Et voilà que resurgit le problème du déficit au Centre hospitalier. L’administration, devant un mur soi-disant incontournable,  décide d’appliquer ce que j’appelle la solution-pilate. On fait venir des spécialistes, comptables bien sûr… (dans l’administration publique, c’est une évidence, ce sont les comptables qui ont le gros bout du bâton et qui indiquent la route à suivre…). Ces derniers affirment qu’il faut couper des postes. L’administration accède à cette demande en exigeant des travailleurs qu’ils indiquent eux-mêmes où l’on doit couper. Donc l’administration se lave les mains d’une décision qui lui appartient : pas coupable… ce sont les comptables et les employéEs qui ont choisi. Et en plus on a le culot d’affirmer qu’en diminuant le personnel, on aura de meilleurs services qu’avant. C’est à n’y rien comprendre.

 

Et en éducation ?

 

Un petit détour maintenant du côté de l’éducation… Je serai bref : à examiner les décisions prises récemment par notre ministre de l’Éducation dans le dossier des prêts et bourses et dans celui des subventions au écoles privées, on est presque porté à se dire que ça ne prend pas une très grande dose de jugement pour occuper les postes de recteur d’université ou de ministre de l’éducation.
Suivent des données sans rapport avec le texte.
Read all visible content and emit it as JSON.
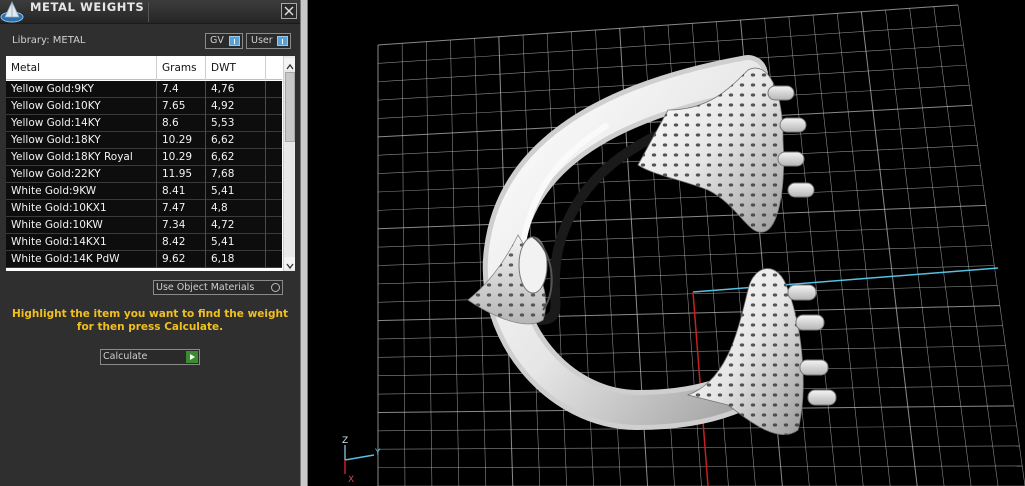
{
  "panel": {
    "title": "METAL WEIGHTS",
    "library_label": "Library: METAL",
    "gv_toggle": "GV",
    "user_toggle": "User",
    "use_object_materials": "Use Object Materials",
    "instruction_line1": "Highlight the item you want to find the weight",
    "instruction_line2": "for then press Calculate.",
    "calculate_label": "Calculate"
  },
  "table": {
    "headers": {
      "metal": "Metal",
      "grams": "Grams",
      "dwt": "DWT"
    },
    "rows": [
      {
        "metal": "Yellow Gold:9KY",
        "grams": "7.4",
        "dwt": "4,76"
      },
      {
        "metal": "Yellow Gold:10KY",
        "grams": "7.65",
        "dwt": "4,92"
      },
      {
        "metal": "Yellow Gold:14KY",
        "grams": "8.6",
        "dwt": "5,53"
      },
      {
        "metal": "Yellow Gold:18KY",
        "grams": "10.29",
        "dwt": "6,62"
      },
      {
        "metal": "Yellow Gold:18KY Royal",
        "grams": "10.29",
        "dwt": "6,62"
      },
      {
        "metal": "Yellow Gold:22KY",
        "grams": "11.95",
        "dwt": "7,68"
      },
      {
        "metal": "White Gold:9KW",
        "grams": "8.41",
        "dwt": "5,41"
      },
      {
        "metal": "White Gold:10KX1",
        "grams": "7.47",
        "dwt": "4,8"
      },
      {
        "metal": "White Gold:10KW",
        "grams": "7.34",
        "dwt": "4,72"
      },
      {
        "metal": "White Gold:14KX1",
        "grams": "8.42",
        "dwt": "5,41"
      },
      {
        "metal": "White Gold:14K PdW",
        "grams": "9.62",
        "dwt": "6,18"
      }
    ]
  },
  "viewport": {
    "axis_z": "Z",
    "axis_y": "Y",
    "axis_x": "X",
    "colors": {
      "axis_z": "#7fa7c9",
      "axis_y": "#55c0e0",
      "axis_x": "#c82020",
      "grid": "#b8b8b8"
    }
  },
  "icons": [
    "app-logo-icon",
    "close-icon",
    "toggle-knob-icon",
    "radio-icon",
    "play-arrow-icon",
    "scroll-up-icon",
    "scroll-down-icon"
  ]
}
Mais il y a pire dans cette affaire… On a pu constater le silence gêné et les formules feutrées que les journalistes de nos grands quotidiens ont utilisées pour dénoncer ces décisions ridicules. C’est la preuve que la concentration de la presse est bien au service d’une certaine classe sociale et ce n’est pas la classe moyenne, n’en déplaise à notre premier ministre bleu, blanc, rouge.

 

En terminant, non, il n’y a rien là pour se réjouir… ni pour afficher un optimisme délirant au début de cette nouvelle année. Mais il nous reste le droit à la vie, ce don merveilleux qui me semble inaliénable jusqu’à maintenant à moins que les penseurs « néolibéralistes » de l’Institut économique de Montréal décident qu’il faut le privatiser et le vendre au nom de l’économie et du profit.